Four steps to successful data repatriation
A common mistake is to view data repatriation as purely an infrastructure project. In fact, it is a complex transformation process that affects IT, compliance, quality management and business departments in equal measure.
Based on Fabasoft Approve’s project experience, four key success factors can be identified:
1. Establish data classification and transparency
The first step is to carry out a comprehensive review of your organisation’s data landscape: what data is stored where, who has access to it, and what regulatory requirements apply? Many organisations find that their infrastructure has evolved over time and is rarely fully documented.
2. Prioritise critical systems
It is then advisable to carry out a prioritised migration, i.e. to migrate particularly critical systems such as engineering documentation, change management processes and audit documentation first.

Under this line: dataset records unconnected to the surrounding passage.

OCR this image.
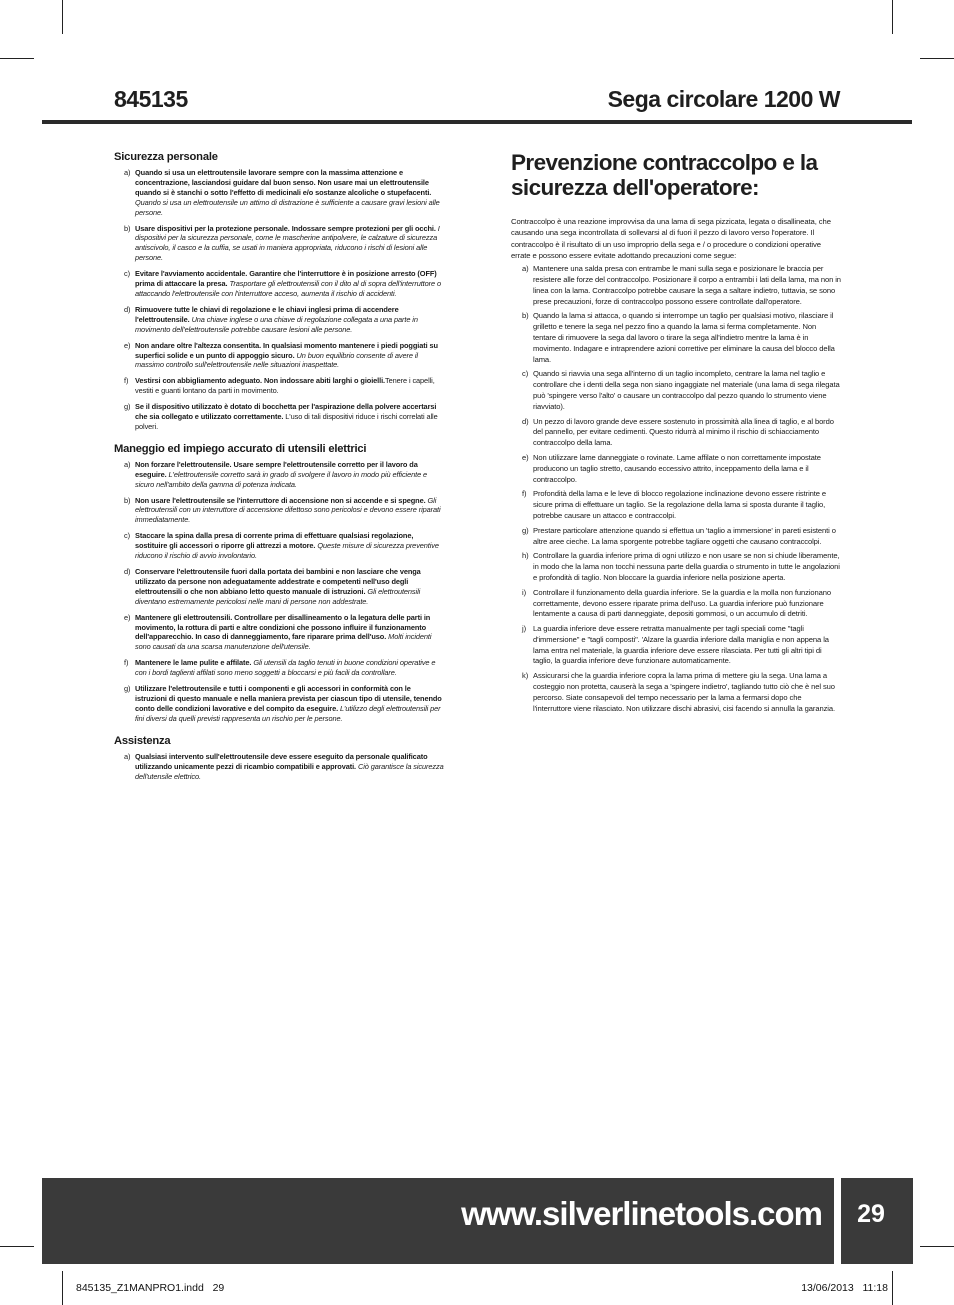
845135	Sega circolare 1200 W
Sicurezza personale
a) Quando si usa un elettroutensile lavorare sempre con la massima attenzione e concentrazione, lasciandosi guidare dal buon senso. Non usare mai un elettroutensile quando si è stanchi o sotto l'effetto di medicinali e/o sostanze alcoliche o stupefacenti. Quando si usa un elettroutensile un attimo di distrazione è sufficiente a causare gravi lesioni alle persone.
b) Usare dispositivi per la protezione personale. Indossare sempre protezioni per gli occhi. I dispositivi per la sicurezza personale, come le mascherine antipolvere, le calzature di sicurezza antiscivolo, il casco e la cuffia, se usati in maniera appropriata, riducono i rischi di lesioni alle persone.
c) Evitare l'avviamento accidentale. Garantire che l'interruttore è in posizione arresto (OFF) prima di attaccare la presa. Trasportare gli elettroutensili con il dito al di sopra dell'interruttore o attaccando l'elettroutensile con l'interruttore acceso, aumenta il rischio di accidenti.
d) Rimuovere tutte le chiavi di regolazione e le chiavi inglesi prima di accendere l'elettroutensile. Una chiave inglese o una chiave di regolazione collegata a una parte in movimento dell'elettroutensile potrebbe causare lesioni alle persone.
e) Non andare oltre l'altezza consentita. In qualsiasi momento mantenere i piedi poggiati su superfici solide e un punto di appoggio sicuro. Un buon equilibrio consente di avere il massimo controllo sull'elettroutensile nelle situazioni inaspettate.
f) Vestirsi con abbigliamento adeguato. Non indossare abiti larghi o gioielli.Tenere i capelli, vestiti e guanti lontano da parti in movimento.
g) Se il dispositivo utilizzato è dotato di bocchetta per l'aspirazione della polvere accertarsi che sia collegato e utilizzato correttamente. L'uso di tali dispositivi riduce i rischi correlati alle polveri.
Maneggio ed impiego accurato di utensili elettrici
a) Non forzare l'elettroutensile. Usare sempre l'elettroutensile corretto per il lavoro da eseguire. L'elettroutensile corretto sarà in grado di svolgere il lavoro in modo più efficiente e sicuro nell'ambito della gamma di potenza indicata.
b) Non usare l'elettroutensile se l'interruttore di accensione non si accende e si spegne. Gli elettroutensili con un interruttore di accensione difettoso sono pericolosi e devono essere riparati immediatamente.
c) Staccare la spina dalla presa di corrente prima di effettuare qualsiasi regolazione, sostituire gli accessori o riporre gli attrezzi a motore. Queste misure di sicurezza preventive riducono il rischio di avvio involontario.
d) Conservare l'elettroutensile fuori dalla portata dei bambini e non lasciare che venga utilizzato da persone non adeguatamente addestrate e competenti nell'uso degli elettroutensili o che non abbiano letto questo manuale di istruzioni. Gli elettroutensili diventano estremamente pericolosi nelle mani di persone non addestrate.
e) Mantenere gli elettroutensili. Controllare per disallineamento o la legatura delle parti in movimento, la rottura di parti e altre condizioni che possono influire il funzionamento dell'apparecchio. In caso di danneggiamento, fare riparare prima dell'uso. Molti incidenti sono causati da una scarsa manutenzione dell'utensile.
f) Mantenere le lame pulite e affilate. Gli utensili da taglio tenuti in buone condizioni operative e con i bordi taglienti affilati sono meno soggetti a bloccarsi e più facili da controllare.
g) Utilizzare l'elettroutensile e tutti i componenti e gli accessori in conformità con le istruzioni di questo manuale e nella maniera prevista per ciascun tipo di utensile, tenendo conto delle condizioni lavorative e del compito da eseguire. L'utilizzo degli elettroutensili per fini diversi da quelli previsti rappresenta un rischio per le persone.
Assistenza
a) Qualsiasi intervento sull'elettroutensile deve essere eseguito da personale qualificato utilizzando unicamente pezzi di ricambio compatibili e approvati. Ciò garantisce la sicurezza dell'utensile elettrico.
Prevenzione contraccolpo e la sicurezza dell'operatore:
Contraccolpo è una reazione improvvisa da una lama di sega pizzicata, legata o disallineata, che causando una sega incontrollata di sollevarsi al di fuori il pezzo di lavoro verso l'operatore. Il contraccolpo è il risultato di un uso improprio della sega e / o procedure o condizioni operative errate e possono essere evitate adottando precauzioni come segue:
a) Mantenere una salda presa con entrambe le mani sulla sega e posizionare le braccia per resistere alle forze del contraccolpo. Posizionare il corpo a entrambi i lati della lama, ma non in linea con la lama. Contraccolpo potrebbe causare la sega a saltare indietro, tuttavia, se sono prese precauzioni, forze di contraccolpo possono essere controllate dall'operatore.
b) Quando la lama si attacca, o quando si interrompe un taglio per qualsiasi motivo, rilasciare il grilletto e tenere la sega nel pezzo fino a quando la lama si ferma completamente. Non tentare di rimuovere la sega dal lavoro o tirare la sega all'indietro mentre la lama è in movimento. Indagare e intraprendere azioni correttive per eliminare la causa del blocco della lama.
c) Quando si riavvia una sega all'interno di un taglio incompleto, centrare la lama nel taglio e controllare che i denti della sega non siano ingaggiate nel materiale (una lama di sega rilegata può 'spingere verso l'alto' o causare un contraccolpo dal pezzo quando lo strumento viene riavviato).
d) Un pezzo di lavoro grande deve essere sostenuto in prossimità alla linea di taglio, e al bordo del pannello, per evitare cedimenti. Questo ridurrà al minimo il rischio di schiacciamento contraccolpo della lama.
e) Non utilizzare lame danneggiate o rovinate. Lame affilate o non correttamente impostate producono un taglio stretto, causando eccessivo attrito, inceppamento della lama e il contraccolpo.
f) Profondità della lama e le leve di blocco regolazione inclinazione devono essere ristrinte e sicure prima di effettuare un taglio. Se la regolazione della lama si sposta durante il taglio, potrebbe causare un attacco e contraccolpi.
g) Prestare particolare attenzione quando si effettua un 'taglio a immersione' in pareti esistenti o altre aree cieche. La lama sporgente potrebbe tagliare oggetti che causano contraccolpi.
h) Controllare la guardia inferiore prima di ogni utilizzo e non usare se non si chiude liberamente, in modo che la lama non tocchi nessuna parte della guardia o strumento in tutte le angolazioni e profondità di taglio. Non bloccare la guardia inferiore nella posizione aperta.
i) Controllare il funzionamento della guardia inferiore. Se la guardia e la molla non funzionano correttamente, devono essere riparate prima dell'uso. La guardia inferiore può funzionare lentamente a causa di parti danneggiate, depositi gommosi, o un accumulo di detriti.
j) La guardia inferiore deve essere retratta manualmente per tagli speciali come "tagli d'immersione" e "tagli composti". 'Alzare la guardia inferiore dalla maniglia e non appena la lama entra nel materiale, la guardia inferiore deve essere rilasciata. Per tutti gli altri tipi di taglio, la guardia inferiore deve funzionare automaticamente.
k) Assicurarsi che la guardia inferiore copra la lama prima di mettere giu la sega. Una lama a costeggio non protetta, causerà la sega a 'spingere indietro', tagliando tutto ciò che è nel suo percorso. Siate consapevoli del tempo necessario per la lama a fermarsi dopo che l'interruttore viene rilasciato. Non utilizzare dischi abrasivi, cisi facendo si annulla la garanzia.
www.silverlinetools.com	29
845135_Z1MANPRO1.indd   29	13/06/2013   11:18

3. Consider integration at an early stage
It is equally important to consider system integrations at an early stage. DMS and QMS are closely linked to ERP, PLM and production applications. Failure to plan for these dependencies from the outset risks data inconsistencies and delayed approval processes.
4. Ensure governance and compliance
Finally, governance must be part of the architectural planning from the outset: audit-proof archiving, complete audit trails and compliance with ISO and industry standards must not be treated as an afterthought.
Are European cloud providers a genuine alternative to US hyperscalers?
There is still a prevailing misconception that European cloud providers are technically inferior. In practice, this has long since ceased to be the case. Many providers have invested in scalability, security, high availability and service quality. The key difference between them and US hyperscalers today lies less in the technology than in the legal framework: Providers are subject exclusively to European laws, thereby creating a legally controllable infrastructure. This is precisely what matters for business-critical document and quality management systems.
To avoid creating new dependencies, sovereign cloud strategies rely on open interfaces, standardised APIs and modular architectures. This ensures that the infrastructure remains adaptable in the long term and independent of individual providers.
Data repatriation in practice: an example from the mechanical engineering sector
A specialist machinery manufacturer for the process industry manages test reports, initial sample test reports, supplier qualifications and project-specific quality certificates in its quality management software. The company is ISO 9001-certified and works with customers from the chemical and food industries, whose data is subject to strict contractual confidentiality requirements.
Storing data on a US hyperscaler poses a significant risk. The theoretical possibility of US authorities accessing data under the CLOUD Act is in direct conflict with contractual obligations towards customers. By repatriating the QMS to a sovereign European infrastructure, the company not only gains legal certainty and improved auditability, but also significantly greater control over its most sensitive data.
Conclusion: Digital sovereignty becomes a competitive advantage
Data repatriation is not a step backwards towards on-premises nostalgia. Companies that rely on sovereign European cloud infrastructures today benefit from greater compliance assurance, reduced geopolitical risks and long-term digital sovereignty.
The most important first step remains an honest assessment of one’s own data landscape. By creating transparency, prioritising critical systems and incorporating governance from the outset, companies lay the foundations for a successful and secure data repatriation strategy.